A travers son déplacement dans la banlieue sud de Beyrouth, l’ambassadrice des Etats-Unis a voulu transmettre un double message politique et culturel. 

La visite de l’ambassadrice des Etats-Unis Dorothy Shea mercredi au siège du Conseil supérieur chiite dans la banlieue sud où elle s’est entretenue avec le vice-président de cette instance, le cheikh Ali el-Khatib, constitue un véritable événement politique compte tenu de son timing et de sa portée symbolique et politique, notent des sources chiites proches du dossier.
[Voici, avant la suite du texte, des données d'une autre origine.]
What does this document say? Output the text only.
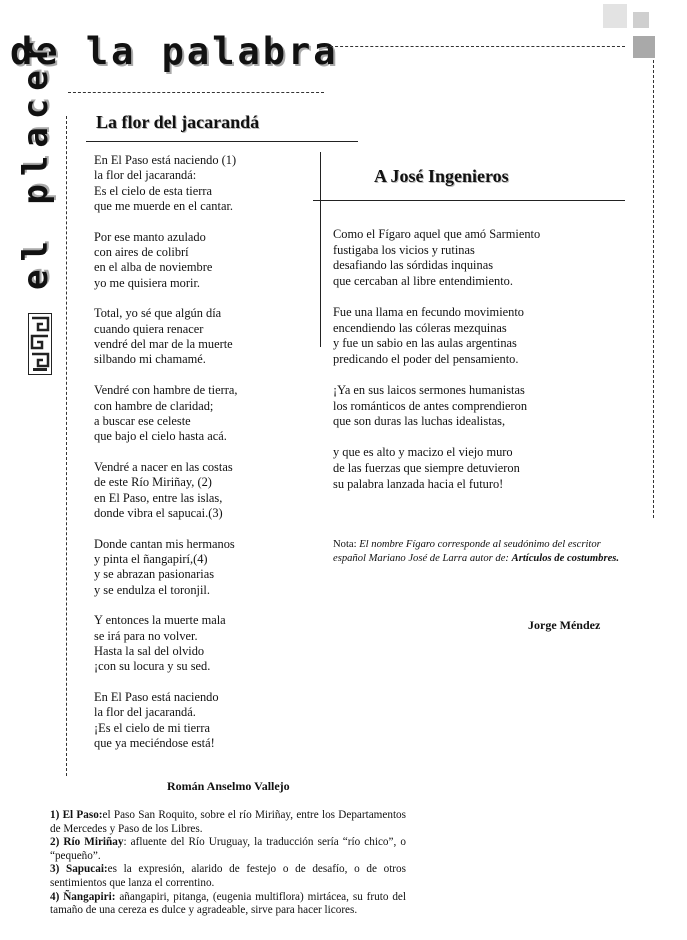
de la palabra
el placer La flor del jacarandá
En El Paso está naciendo (1)
la flor del jacarandá:
Es el cielo de esta tierra
que me muerde en el cantar.
Por ese manto azulado
con aires de colibrí
en el alba de noviembre
yo me quisiera morir.
Total, yo sé que algún día
cuando quiera renacer
vendré del mar de la muerte
silbando mi chamamé.
Vendré con hambre de tierra,
con hambre de claridad;
a buscar ese celeste
que bajo el cielo hasta acá.
Vendré a nacer en las costas
de este Río Miriñay, (2)
en El Paso, entre las islas,
donde vibra el sapucai.(3)
Donde cantan mis hermanos
y pinta el ñangapirí,(4)
y se abrazan pasionarias
y se endulza el toronjil.
Y entonces la muerte mala
se irá para no volver.
Hasta la sal del olvido
¡con su locura y su sed.
En El Paso está naciendo
la flor del jacarandá.
¡Es el cielo de mi tierra
que ya meciéndose está!
A José Ingenieros
Como el Fígaro aquel que amó Sarmiento
fustigaba los vicios y rutinas
desafiando las sórdidas inquinas
que cercaban al libre entendimiento.
Fue una llama en fecundo movimiento
encendiendo las cóleras mezquinas
y fue un sabio en las aulas argentinas
predicando el poder del pensamiento.
¡Ya en sus laicos sermones humanistas
los románticos de antes comprendieron
que son duras las luchas idealistas,
y que es alto y macizo el viejo muro
de las fuerzas que siempre detuvieron
su palabra lanzada hacia el futuro!
Nota: El nombre Fígaro corresponde al seudónimo del escritor español Mariano José de Larra autor de: Artículos de costumbres.
Jorge Méndez
Román Anselmo Vallejo

1) El Paso:el Paso San Roquito, sobre el río Miriñay, entre los Departamentos de Mercedes y Paso de los Libres.

2) Río Miriñay: afluente del Río Uruguay, la traducción sería “río chico”, o “pequeño”.

3) Sapucai:es la expresión, alarido de festejo o de desafío, o de otros sentimientos que lanza el correntino.

4) Ñangapiri: añangapiri, pitanga, (eugenia multiflora) mirtácea, su fruto del tamaño de una cereza es dulce y agradeable, sirve para hacer licores.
Il s’agit en effet du deuxième déplacement de la diplomate américaine seulement dans la banlieue sud de Beyrouth, après sa participation à la cérémonie d’adieu à Lokman Slim en février 2021 au domicile de l’écrivain, éditeur et militant politique, opposant au Hezbollah, assassiné dans des circonstances toujours non élucidées par la justice libanaise, alors que tous les indices pointent du doigt la responsabilité du parti chiite dans cet acte.

Mme Shea a tenté de souligner au cours de la rencontre l’autorité de référence que constitue le Conseil supérieur chiite, en pleine querelle entre le président de la Chambre Nabih Berry et le secrétaire général du Hezbollah Hassan Nasrallah sur l’identité du successeur du cheikh Abdel Amir Kabalan, disparu en septembre 2021, à la tête de cette instance.

Le Hezbollah voulait imposer le mufti jaafari, le cheikh Ahmad Kabalan, fils de Abdel Amir Kabalan, qui était passé à l’attaque ces derniers mois en présentant ses lettres de créance au parti chiite à travers des positions en flèche contre le patriarche maronite, Mgr Béchara Raï, le président des Forces libanaises, Samir Geagea, ou le chef du parti Kataëb, Samy Gemayel.

Le mouvement Amal souhaitait voir le vice-président du Conseil, le cheikh Ali el-Khatib, nettement plus pondéré, succéder au cheikh Kabalan.
Le conflit autour de l’identité du successeur de Abdel Amir Kabalan a paralysé les réunions de l’instance chargée d’élire ce dernier.

La visite de l’ambassadrice intervient après le règlement de ce conflit en faveur du cheikh Ali Fadlallah, soulignent des sources bien informées, fils de l’uléma Mohammad Hussein Fadlallah, dignitaire religieux connu pour son ouverture d’esprit et sa modération, et dont l’autorité de référence se trouve à Najaf, en Irak, et pas à Qom, en Iran.

La querelle entre les deux partis chiites était montée d’un cran à la suite des événements de Tayyouné-Aïn el-Remmané le 14 octobre 2021, le Hezbollah s’appropriant les six victimes du mouvement Amal dans le cadre d’une escalade politique contre ses opposants politiques, tandis que le parti de M. Berry adoptait une ligne plus conciliatrice en laissant la justice suivre son cours.

C’est dans ce contexte que se situe la visite de Mme Shea dans la banlieue sud de Beyrouth, fief du Hezbollah, celui d’aller à la rencontre d’une autorité chiite en passe de relever de Najaf et de la wilayet el-umma pluraliste, et pas de Qom et de la wilayet el-faqih despotique.

Le parti chiite, lui, s’est muré dans le silence, comme il l’avait en février dernier lors de l’adieu à Lokman Slim.